A Praça da Penha, na zona Norte do Rio de Janeiro, amanheceu nesta quarta-feira (29) com uma fila de corpos estendidos sob uma lona. Segundo o ativista Raull Santiago, que está no local, cerca de 50 corpos foram retirados por moradores de uma área de mata no Complexo da Penha durante a madrugada.
A CNN Brasil informou que questionou o governo do estado sobre o caso, mas até o momento não houve retorno. As autoridades ainda não confirmaram se essas mortes já estão incluídas no balanço oficial da Operação Contenção, que até a noite de ontem (28) registrava 64 mortos.
Operação mais letal da história do Rio
A Operação Contenção foi realizada nessa terça-feira (28) pelas polícias Civil e Militar nos complexos do Alemão e da Penha, na zona Norte da capital fluminense. A ação mobilizou cerca de 2.500 agentes e é resultado de mais de um ano de investigação conduzida pela Delegacia de Repressão a Entorpecentes (DRE).
De acordo com a Secretaria de Segurança Pública (SESP) e o Governo do Estado, o objetivo era combater a atuação do Comando Vermelho (CV) e cumprir 100 mandados de prisão contra integrantes e lideranças da facção. Entre os alvos, 30 seriam membros vindos de outros estados, principalmente do Pará, que estariam escondidos nas comunidades.

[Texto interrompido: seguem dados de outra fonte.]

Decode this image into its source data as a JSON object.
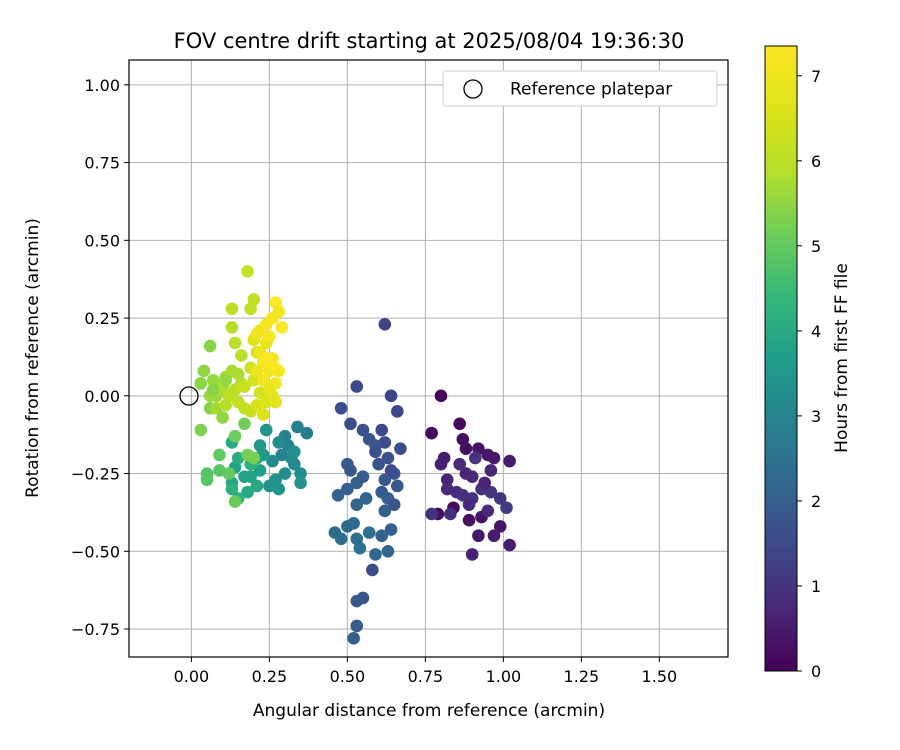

Com 64 mortos até o momento, a Operação Contenção é considerada a mais letal da história do estado do Rio de Janeiro. O balanço divulgado até esta quarta-feira inclui 60 suspeitos de crimes e quatro policiais — dois civis e dois militares do Batalhão de Operações Policiais Especiais (Bope).
Prisões e apreensões
Além das mortes, a operação resultou na prisão de 81 pessoas. Entre os detidos está Thiago do Nascimento Mendes, conhecido como Belão, apontado como operador financeiro do Comando Vermelho no Complexo da Penha e braço direito de Edgar Alves de Andrade, o Doca ou Urso, identificado como chefe da facção.
As forças de segurança também apreenderam 93 fuzis, número que supera o total mensal de apreensões desse tipo de armamento em quase todos os meses do ano, ficando próximo do recorde histórico.
Tiroteios e impacto na rotina da cidade
O dia da operação foi marcado por intensos tiroteios. Drones da polícia registraram homens armados fugindo em fila pela mata da Vila Cruzeiro, no Complexo da Penha. Em outro momento, criminosos foram flagrados utilizando drones para lançar explosivos sobre áreas da comunidade.
A estrutura montada pela polícia incluiu dois helicópteros, 32 blindados e 12 veículos de demolição. A megaoperação causou impacto na rotina da cidade: escolas públicas suspenderam as aulas, unidades de saúde interromperam o atendimento e linhas de ônibus tiveram os itinerários desviados.